Diagonals of a quadrilateral PQRS bisect each other, then quadrilateral must be a parallelogram.

(∵ A rhombus, rectangle and square are also parallelogram) 

Ans (a)

Question 9

If the diagonals of a quadrilateral PQRS bisect each other at right angles, then the quadrilateral PQRS must be a

(a) parallelogram

(b) rectangle

(c) rhombus

(d) square

Sol :

Diagonals of quadrilateral PQRS bisect each other at right angles, then quadrilateral PQRS [ must be a rhombus.
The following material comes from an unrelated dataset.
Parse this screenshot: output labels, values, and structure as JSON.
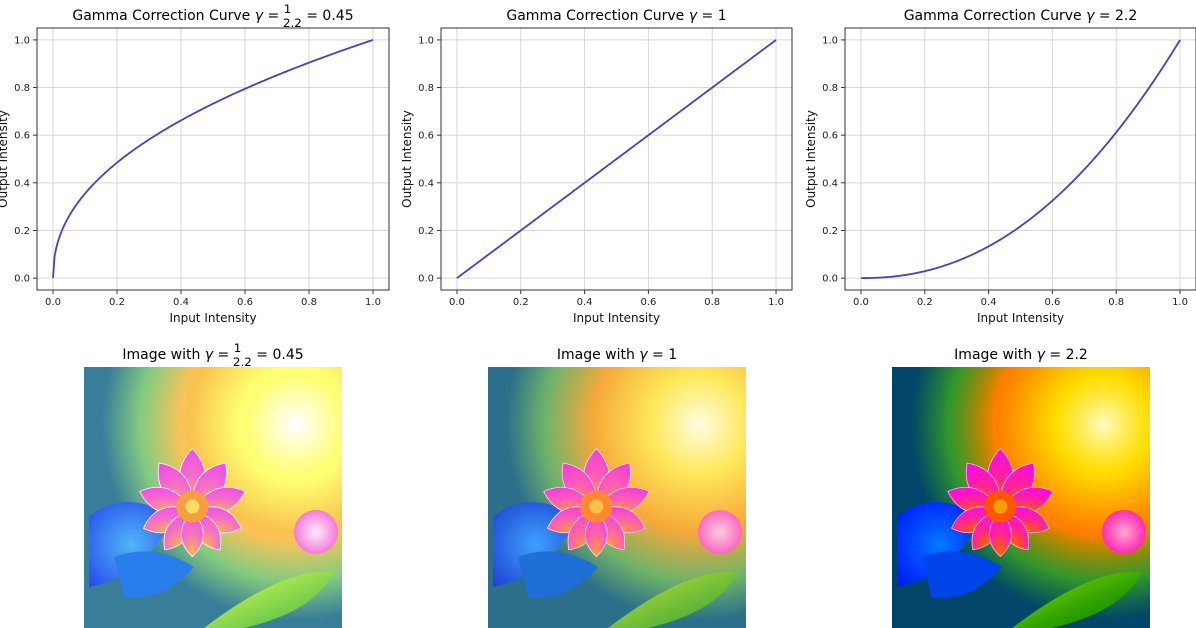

(∵ Square is also a rhombus with each angle equal to 90°) 

Ans (c)

Question 10

Which of the following statement is true for a parallelogram?

(a) Its diagonals are equal.

(b) Its diagonals are perpendicular to each other.

(c) The diagonals divide the parallelogram into four congruent triangles.

(d) The diagonals bisect each other.

Sol :

For a parallelogram an the statement ‘The diagonals bisect each other’ is true.

Ans (d)

Question 11

Which of the following is not true for a parallelogram?

(a) opposite sides are equal

(b) opposite angles are equal

(c) opposite angles are bisected by the diagonals

(d) diagonals bisect each other

Sol :

The statement that in a parallelogram, .the opposite angles are bisected by the diagonals, is not true in each case.

Ans (c)

Question 12

A quadrilateral in which the diagonals are equal and bisect each other at right angles is a

(a) rectangle which is not a square

(b) rhombus which is not a square

(c) kite which is not a square

(d) square

Sol :

In a quadrilateral, if diagonals are equal and bisect each other at right angles, is a square. (d)